REPUBLIKA.CO.ID, GARUT -- Pemerintah Kabupaten (Pemkab) Garut berencana membantu warganya yang terjerat utang ke bank emok, istilah yang populer di Jawa Barat untuk rentenir. Warga yang memilik utang ke bank emok diminta melapor ke ketua rukun warga (RW) atau rukun tetangga (RT) setempat.
Wakil Bupati Garut, Helmi Budiman mengatakan, pihaknya sudah menyiapkan dana sekira Rp 10 miliar untuk membantu warga yang terjerat bank emok. Warga yang terjerat utang ke bank emok akan segera didata dan mendapat bantuan untuk pelunasan utang.
"Kita tentukan untuk yang pinjam maksimal Rp 1 juta," kata dia saat dihubungi wartawan Rabu (8/4).
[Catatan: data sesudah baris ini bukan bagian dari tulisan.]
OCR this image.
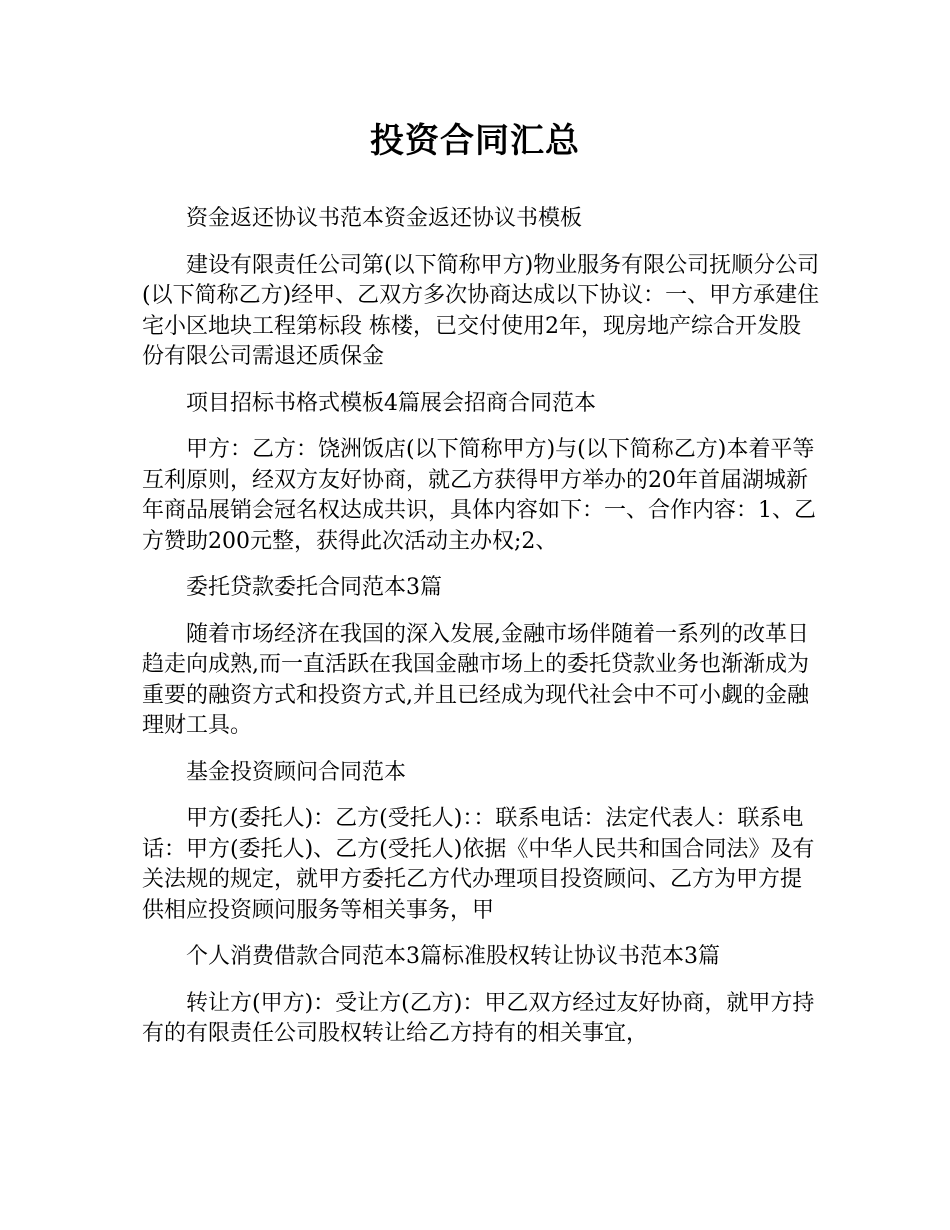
投资合同汇总

资金返还协议书范本资金返还协议书模板

建设有限责任公司第(以下简称甲方)物业服务有限公司抚顺分公司(以下简称乙方)经甲、乙双方多次协商达成以下协议：一、甲方承建住宅小区地块工程第标段 栋楼，已交付使用2年，现房地产综合开发股份有限公司需退还质保金

项目招标书格式模板4篇展会招商合同范本

甲方：乙方：饶洲饭店(以下简称甲方)与(以下简称乙方)本着平等互利原则，经双方友好协商，就乙方获得甲方举办的20年首届湖城新年商品展销会冠名权达成共识，具体内容如下：一、合作内容：1、乙方赞助200元整，获得此次活动主办权;2、

委托贷款委托合同范本3篇

随着市场经济在我国的深入发展,金融市场伴随着一系列的改革日趋走向成熟,而一直活跃在我国金融市场上的委托贷款业务也渐渐成为重要的融资方式和投资方式,并且已经成为现代社会中不可小觑的金融理财工具。

基金投资顾问合同范本

甲方(委托人)：乙方(受托人)：：联系电话：法定代表人：联系电话：甲方(委托人)、乙方(受托人)依据《中华人民共和国合同法》及有关法规的规定，就甲方委托乙方代办理项目投资顾问、乙方为甲方提供相应投资顾问服务等相关事务，甲

个人消费借款合同范本3篇标准股权转让协议书范本3篇

转让方(甲方)：受让方(乙方)：甲乙双方经过友好协商，就甲方持有的有限责任公司股权转让给乙方持有的相关事宜，
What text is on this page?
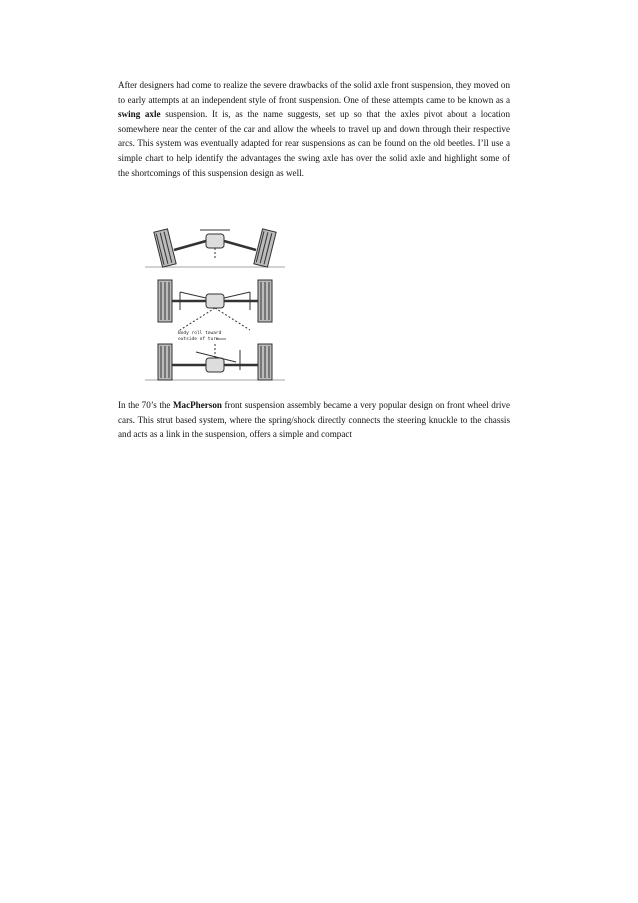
After designers had come to realize the severe drawbacks of the solid axle front suspension, they moved on to early attempts at an independent style of front suspension. One of these attempts came to be known as a swing axle suspension. It is, as the name suggests, set up so that the axles pivot about a location somewhere near the center of the car and allow the wheels to travel up and down through their respective arcs. This system was eventually adapted for rear suspensions as can be found on the old beetles. I’ll use a simple chart to help identify the advantages the swing axle has over the solid axle and highlight some of the shortcomings of this suspension design as well.

Body roll toward
outside of turn

In the 70’s the MacPherson front suspension assembly became a very popular design on front wheel drive cars. This strut based system, where the spring/shock directly connects the steering knuckle to the chassis and acts as a link in the suspension, offers a simple and compact
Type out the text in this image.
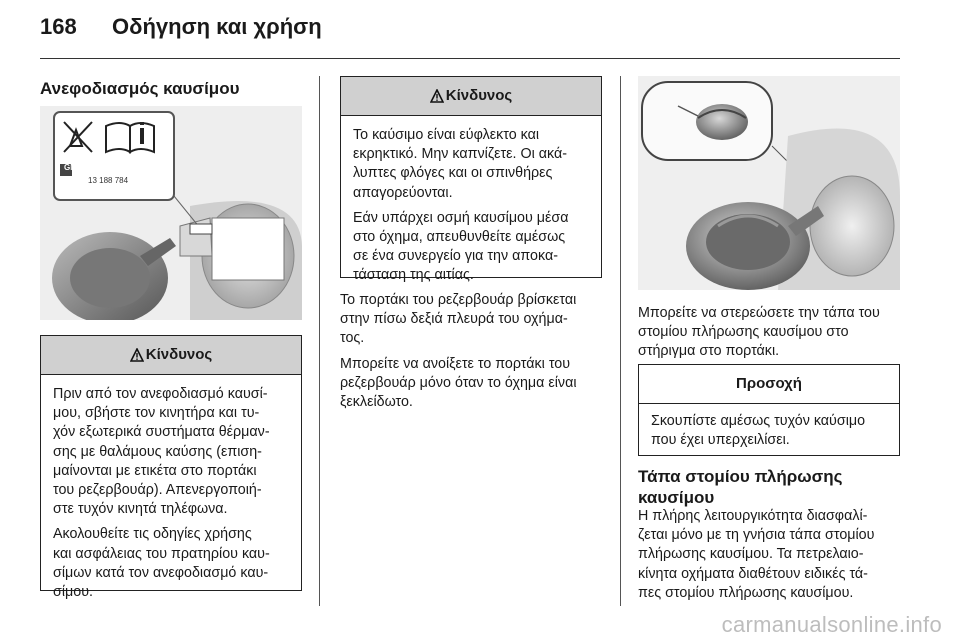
168 Οδήγηση και χρήση
Ανεφοδιασμός καυσίμου
GM
13 188 784
Κίνδυνος

Πριν από τον ανεφοδιασμό καυσί-
μου, σβήστε τον κινητήρα και τυ-
χόν εξωτερικά συστήματα θέρμαν-
σης με θαλάμους καύσης (επιση-
μαίνονται με ετικέτα στο πορτάκι
του ρεζερβουάρ). Απενεργοποιή-
στε τυχόν κινητά τηλέφωνα.

Ακολουθείτε τις οδηγίες χρήσης
και ασφάλειας του πρατηρίου καυ-
σίμων κατά τον ανεφοδιασμό καυ-
σίμου.

Κίνδυνος

Το καύσιμο είναι εύφλεκτο και
εκρηκτικό. Μην καπνίζετε. Οι ακά-
λυπτες φλόγες και οι σπινθήρες
απαγορεύονται.

Εάν υπάρχει οσμή καυσίμου μέσα
στο όχημα, απευθυνθείτε αμέσως
σε ένα συνεργείο για την αποκα-
τάσταση της αιτίας.

Το πορτάκι του ρεζερβουάρ βρίσκεται
στην πίσω δεξιά πλευρά του οχήμα-
τος.

Μπορείτε να ανοίξετε το πορτάκι του
ρεζερβουάρ μόνο όταν το όχημα είναι
ξεκλείδωτο.

Μπορείτε να στερεώσετε την τάπα του
στομίου πλήρωσης καυσίμου στο
στήριγμα στο πορτάκι.

Προσοχή

Σκουπίστε αμέσως τυχόν καύσιμο
που έχει υπερχειλίσει.

Τάπα στομίου πλήρωσης
καυσίμου

Η πλήρης λειτουργικότητα διασφαλί-
ζεται μόνο με τη γνήσια τάπα στομίου
πλήρωσης καυσίμου. Τα πετρελαιο-
κίνητα οχήματα διαθέτουν ειδικές τά-
πες στομίου πλήρωσης καυσίμου.

carmanualsonline.info
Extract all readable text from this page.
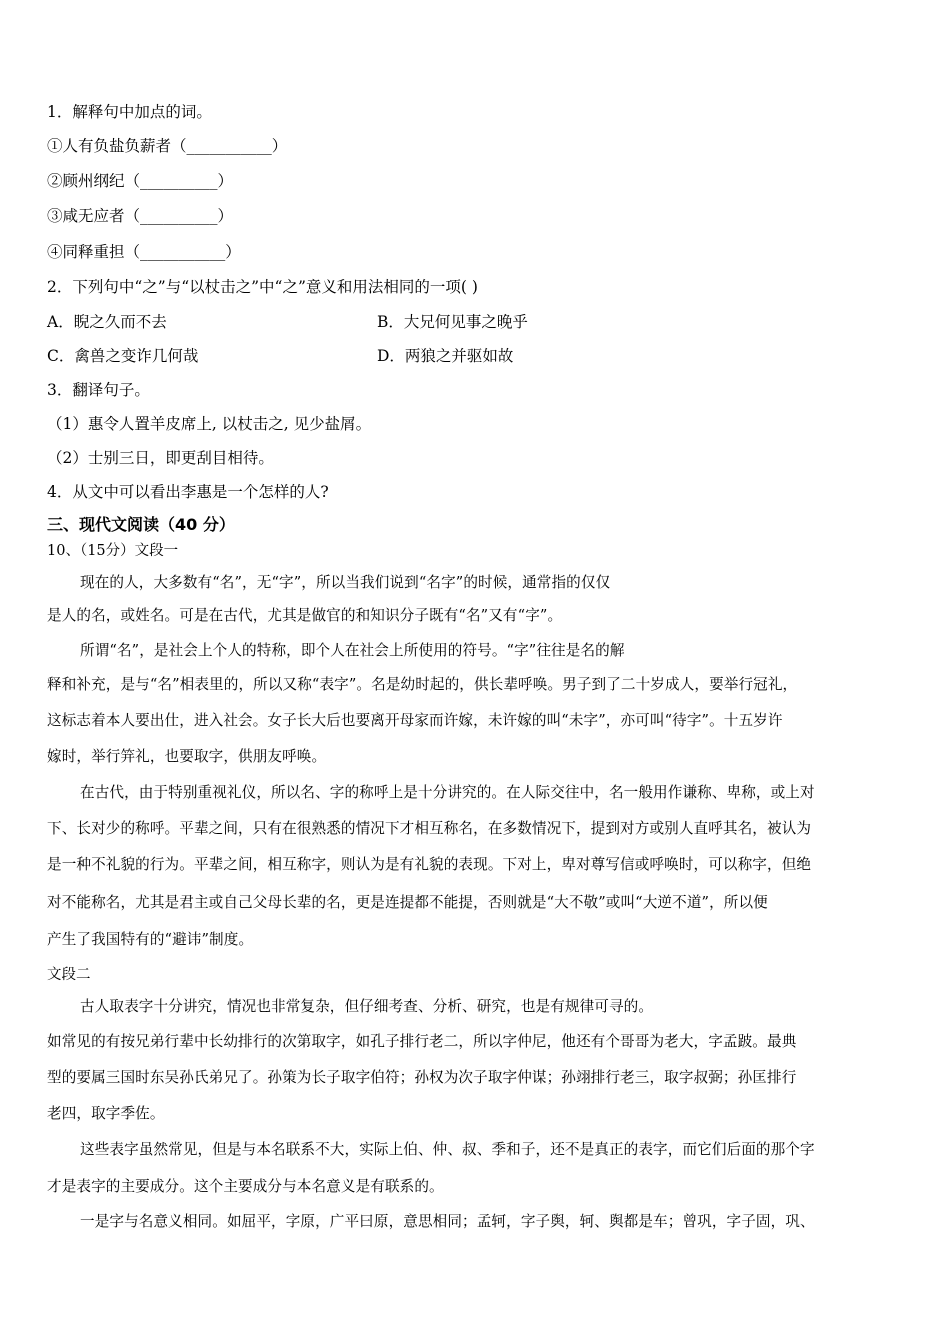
1．解释句中加点的词。
①人有负盐负薪者（___________）
②顾州纲纪（__________）
③咸无应者（__________）
④同释重担（___________）
2．下列句中“之”与“以杖击之”中“之”意义和用法相同的一项( )
A．睨之久而不去	B．大兄何见事之晚乎
C．禽兽之变诈几何哉	D．两狼之并驱如故
3．翻译句子。
（1）惠令人置羊皮席上, 以杖击之, 见少盐屑。
（2）士别三日，即更刮目相待。
4．从文中可以看出李惠是一个怎样的人?
三、现代文阅读（40 分）
10、（15分）文段一
现在的人，大多数有“名”，无“字”，所以当我们说到“名字”的时候，通常指的仅仅
是人的名，或姓名。可是在古代，尤其是做官的和知识分子既有“名”又有“字”。
所谓“名”，是社会上个人的特称，即个人在社会上所使用的符号。“字”往往是名的解
释和补充，是与“名”相表里的，所以又称“表字”。名是幼时起的，供长辈呼唤。男子到了二十岁成人，要举行冠礼，
这标志着本人要出仕，进入社会。女子长大后也要离开母家而许嫁，未许嫁的叫“未字”，亦可叫“待字”。十五岁许
嫁时，举行笄礼，也要取字，供朋友呼唤。
在古代，由于特别重视礼仪，所以名、字的称呼上是十分讲究的。在人际交往中，名一般用作谦称、卑称，或上对
下、长对少的称呼。平辈之间，只有在很熟悉的情况下才相互称名，在多数情况下，提到对方或别人直呼其名，被认为
是一种不礼貌的行为。平辈之间，相互称字，则认为是有礼貌的表现。下对上，卑对尊写信或呼唤时，可以称字，但绝
对不能称名，尤其是君主或自己父母长辈的名，更是连提都不能提，否则就是“大不敬”或叫“大逆不道”，所以便
产生了我国特有的“避讳”制度。
文段二
古人取表字十分讲究，情况也非常复杂，但仔细考查、分析、研究，也是有规律可寻的。
如常见的有按兄弟行辈中长幼排行的次第取字，如孔子排行老二，所以字仲尼，他还有个哥哥为老大，字孟跛。最典
型的要属三国时东吴孙氏弟兄了。孙策为长子取字伯符；孙权为次子取字仲谋；孙翊排行老三，取字叔弼；孙匡排行
老四，取字季佐。
这些表字虽然常见，但是与本名联系不大，实际上伯、仲、叔、季和子，还不是真正的表字，而它们后面的那个字
才是表字的主要成分。这个主要成分与本名意义是有联系的。
一是字与名意义相同。如屈平，字原，广平曰原，意思相同；孟轲，字子舆，轲、舆都是车；曾巩，字子固，巩、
Ia menjelaskan, mekanisme penyerahan bantuan itu akan dilakukan jika warga yang terjerat utang sudah melapor ke RT atau RW. Nantinya, rentenir yang memberi pinjaman dan hendak menagih, dapat menghubungi camat setempat. Setelah dikroscek dan dicatat di atas materai, utang warga akan langsung dibayar.
Helmi mengatakan, hingga saat ini belum ada data pasti jumlah warganya yang terjerat utang ke bank emok. Karena itu, saat ini pihaknya terus melakukan pendataan.
Ia mengimbau, warga tak lagi mudah untuk meminjam uang ke bank emok. Sebab, bank emok berstatus ilegal dan memiliki bunga pinjaman yang besar.
"Banyak sekali yang terjerat. Tapi kita belum dapat jumlah pastinya mangjanya ingin kita data," kata dia.
Ke depannya, warga yang membutuhkan uang meminjam ke bank resmi atau lembaga yang diakui oleh Otoritas Jasa Keuangan (OJK). Menurut dia, meminjam ke lembaga resmi dapat lebih terjamin keamanannya.
Program Pemkab Garut itu diapresiasi sejumlah pihak. Namun, persoalan teknis penyaluran bantuan itu dikritisi sejumlah pejabat RW dan desa di Kabupaten Garut.
Wakil Ketua Badan Permusyawaratan Desa (BPD) Pasawahan, Kecamatan Tarogong Kaler, Sigit Zulmunir menilai kebijakan itu tidak memiliki konsep yang jelas. Menurut dia, selama ini pemerintah hanya berbicara di media tanpa menjelaskan teknisnya kepada pihak desa.
"Pemerintah jangan hanya pencitraan akan memberikan bantuan tapi teknisnya tidak disampaikan. Orang di desa jadi pusing karena instruksinya tidak jelas," kata dia.
Ia mencontohkan, berbagai program Pemkab Garut menanggulangi pandemi corona misalnya, mulai dari dana gotong royong per RW, bantuan bagi ODP, pembagian masker gratis, hingga pembentukan gugus tugas Covid-19 tingkat desa, tak ada yang jelas petunjuk teknisnya. Alhasil, banyak warga yang datang ke desa untuk menagih bantuan, tapi nyatanya anggaran dari pemerintah belum turun.
"Mohon pemerintah jangan bikin kegaduhan baru. Kalau mau kasih bantuan, langsung saja. Jangan ngomong didahulukan, tapi buktinya tidak ada," kata dia.
Sementara itu, Ketua RW 19, Desa Godog, Kecamatan Karangpawitan, Ridwan Mustopa mengapresiasi sejumlah Pemkab Garut yang ada. Namun, dari sejumlah program yang baik, banyak yang akhirnya tak juga berjalan.
Ihwal rencana pemerintah membayar utang warga ke bank emok, menurut dia, petunjuk teknisnya juga belum jelas. "Pendataannya mesti bagaimana? Nanti malah pengurus yang disalahkan karena tidak tepat dalam mendatanya," kata dia.